10/10/19 | 4:15pm | E51-335
Reception to follow.
Abstract: We consider a dynamic assortment selection problem where the goal is to offer a sequence of assortments that maximizes the expected cumulative revenue. The feedback here is in the form of the item that the user picks from the offered assortment. This problem arises in many real-world applications such as online retailing, streaming services, online advertising, news websites, etc. We assume the customer choice is described by a multinomial logit (MNL) choice model where the utility of each item is a potentially time-varying function of contextual information of both the item and the user. We propose upper confidence bound (UCB) based policies for this problem to simultaneously optimize assortment selections and learn users' preference, balancing between exploration and exploitation. We establish the near-optimal regret bound when the assortment size is fixed. Motivated by the superior empirical performance of Thompson sampling (TS) methods in many other bandit problems, we also propose TS-based policies for this problem. We establish both the Bayesian regret and the worst-case regret for the TS-based policies. In particular, we propose an optimistic sampling technique to address the challenge of ensuring the frequent optimism which arises in the worst-case regret analysis. We show that empirical performance of the proposed policies outperform the theoretical guarantees. We will also discuss extensions to contextual reinforcement learning.

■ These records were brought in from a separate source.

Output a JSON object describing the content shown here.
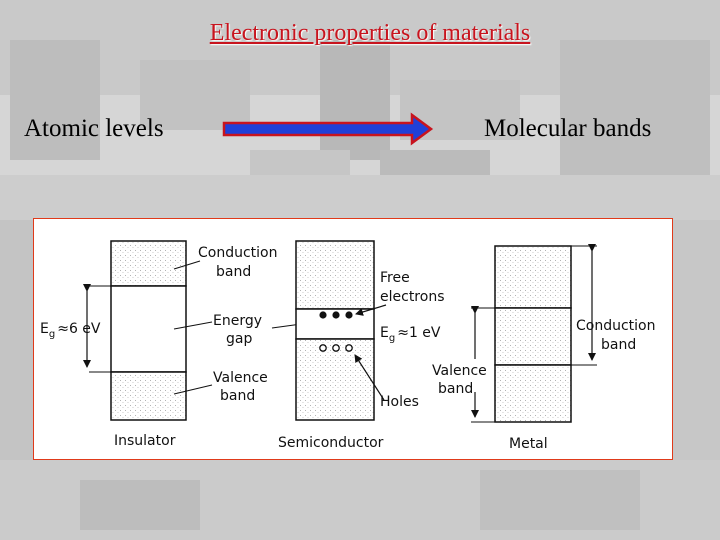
{
  "slide": {
    "title": "Electronic properties of materials",
    "left_label": "Atomic levels",
    "right_label": "Molecular bands"
  },
  "colors": {
    "title": "#c8141e",
    "arrow_fill": "#2040d8",
    "arrow_stroke": "#c8141e",
    "panel_border": "#e03a1a"
  },
  "diagram": {
    "insulator": {
      "caption": "Insulator",
      "conduction_label": [
        "Conduction",
        "band"
      ],
      "gap_label": [
        "Energy",
        "gap"
      ],
      "valence_label": [
        "Valence",
        "band"
      ],
      "eg_main": "E",
      "eg_sub": "g",
      "eg_value": "≈6 eV"
    },
    "semiconductor": {
      "caption": "Semiconductor",
      "free_label": [
        "Free",
        "electrons"
      ],
      "eg_main": "E",
      "eg_sub": "g",
      "eg_value": "≈1 eV",
      "holes_label": "Holes"
    },
    "metal": {
      "caption": "Metal",
      "valence_label": [
        "Valence",
        "band"
      ],
      "conduction_label": [
        "Conduction",
        "band"
      ]
    }
  }
}
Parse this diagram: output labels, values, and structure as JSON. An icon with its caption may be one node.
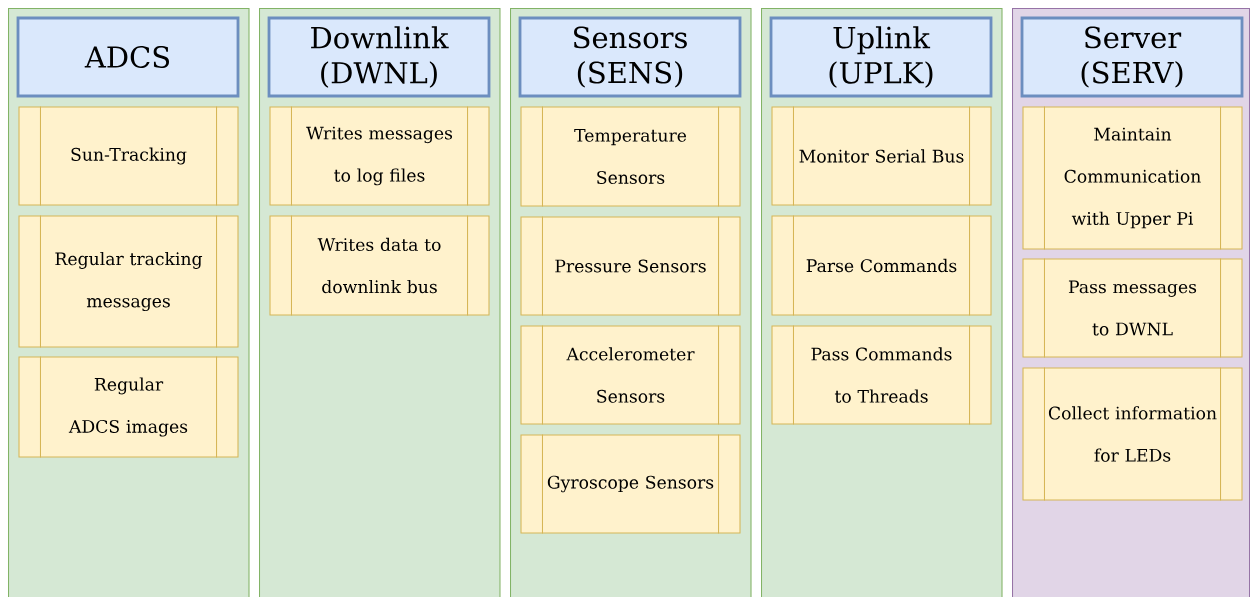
{
  "diagram": {
    "nodes": [
      {
        "text": [],
        "shape": "box"
      },
      {
        "text": [
          "ADCS"
        ],
        "in": 0
      },
      {
        "text": [
          "Sun-Tracking"
        ],
        "in": 0
      },
      {
        "text": [
          "Regular tracking messages"
        ],
        "in": 0
      },
      {
        "text": [
          "Regular ADCS images"
        ],
        "in": 0
      },
      {
        "text": [],
        "shape": "box"
      },
      {
        "text": [
          "Downlink (DWNL)"
        ],
        "in": 5
      },
      {
        "text": [
          "Writes messages to log files"
        ],
        "in": 5
      },
      {
        "text": [
          "Writes data to downlink bus"
        ],
        "in": 5
      },
      {
        "text": [],
        "shape": "box"
      },
      {
        "text": [
          "Sensors (SENS)"
        ],
        "in": 9
      },
      {
        "text": [
          "Temperature Sensors"
        ],
        "in": 9
      },
      {
        "text": [
          "Pressure Sensors"
        ],
        "in": 9
      },
      {
        "text": [
          "Accelerometer Sensors"
        ],
        "in": 9
      },
      {
        "text": [
          "Gyroscope Sensors"
        ],
        "in": 9
      },
      {
        "text": [],
        "shape": "box"
      },
      {
        "text": [
          "Uplink (UPLK)"
        ],
        "in": 15
      },
      {
        "text": [
          "Monitor Serial Bus"
        ],
        "in": 15
      },
      {
        "text": [
          "Parse Commands"
        ],
        "in": 15
      },
      {
        "text": [
          "Pass Commands to Threads"
        ],
        "in": 15
      },
      {
        "text": [],
        "shape": "box"
      },
      {
        "text": [
          "Server (SERV)"
        ],
        "in": 20
      },
      {
        "text": [
          "Maintain Communication with Upper Pi"
        ],
        "in": 20
      },
      {
        "text": [
          "Pass messages to DWNL"
        ],
        "in": 20
      },
      {
        "text": [
          "Collect information for LEDs"
        ],
        "in": 20
      }
    ]
  }
}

Bio: Garud Iyengar is a Professor in the Industrial Engineering and Operations Research Department in the School of Engineering and Applied Science at Columbia University. He received his B. Tech. in Electrical Engineering from IIT Kanpur, and an MS and PhD in Electrical Engineering from Stanford University. His research interests are broadly in control and optimization. His published works span a diverse range of fields, including information theory, applied mathematics, operations research, economics and financing engineering. His current projects focus on the areas of large scale portfolio selection, reinforcement learning, and modeling of cellular processes.